After the UK’s first “zero-emission street” was scrapped, illegal pollution levels have returned to a road near one of London’s cultural hotspots.
In an 18-month experiment initiated by the City of London Corporation in March 2020, Beech Street, a tunnel that runs beneath the Barbican complex, was confined to electric vehicles and bicycles.
However, when the £1.8m experiment concluded last September, the limitations were discreetly withdrawn to allow petrol and diesel cars to use it again – and nitrogen dioxide levels have once again exceeded UK legal limits.
Before the trial, NO2 emissions in Beech Street were 58.8 ug/m3 – far higher than the London roadside average – but dropped to 19.5 after signs for the 24/7 low emission street was up.
According to an Imperial College London study, they grew marginally despite the traffic limitations enforced by CCTV but surged to 39 when the experiment ceased.
According to environmentalists, the most recent NO2 readings hit 41, above the maximum allowable limit of 40 ug/m3.
In an additional twist, the Barbican Centre is also informing visitors that Beech Street is now available to all cars, essentially promoting more automobile trips.
“Dirty air is again on display at the Barbican,” said Oliver Lord, UK chairman of the Clean Cities Campaign, which commissioned the Imperial research.
When the City Corporation announced its intentions for Beech Street in December 2019, it stated that the route “experiences significant levels of air pollution due to its busy, confined thoroughfare.”
It projected a “significant improvement” in air quality, “leading to health benefits for the area’s numerous walkers and cyclists.” It pledged “bold and ambitious efforts” to preserve public health and stated that Beech Street was “just one component of the City Corporation’s overall plan.”
The strategy resulted in around 930 cars per day utilising Beech Street – fewer than 10% of the 9,500 vehicles that used it before to the limitations.
A total of 34,000 penalty fines were issued to motorists who violated the zero-emission regulations with their automobiles.
Opponents of the proposal filed a legal review at the High Court, but the court decided in favour of the City Corporation last August.
“This type of arrangement has the potential to assist Beech Street in meeting UK air quality targets, even though it formerly measured twice the yearly nitrogen dioxide objective concentration as recently as 2017.”
According to campaigners, the European Air Quality Directive requires that permissible air levels “not be exceeded once obtained,” putting more pressure on the City Corporation to take new safeguards.
Members of the City Corporation voted in December to begin a public consultation to make the Beech Street project permanent.
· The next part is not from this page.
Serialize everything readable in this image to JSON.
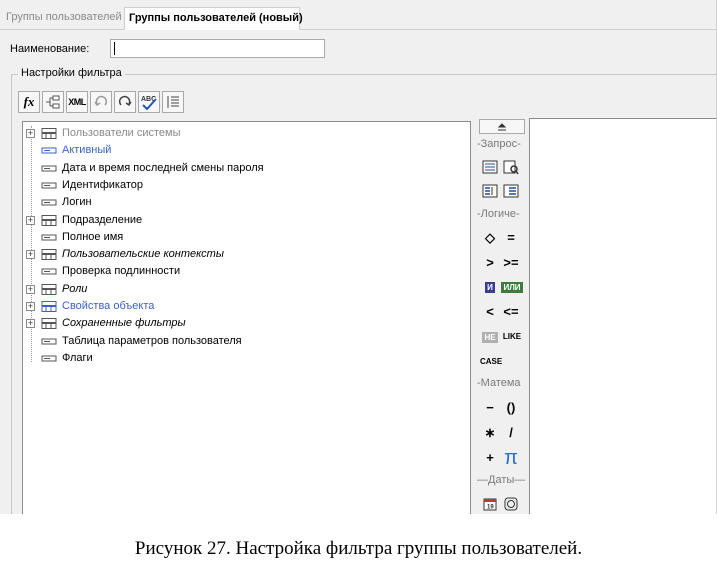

In May, a financing decision will be made.
According to a report to members, by last November, an average of 1,675 cars per day were utilising Beech Street — 18% of pre-pandemic levels.
“The return of unfettered traffic to Beech Street, even in smaller numbers than before the pandemic, will almost certainly result in NO2 levels on Beech Street continuously exceeding existing health-based guidelines,” it added.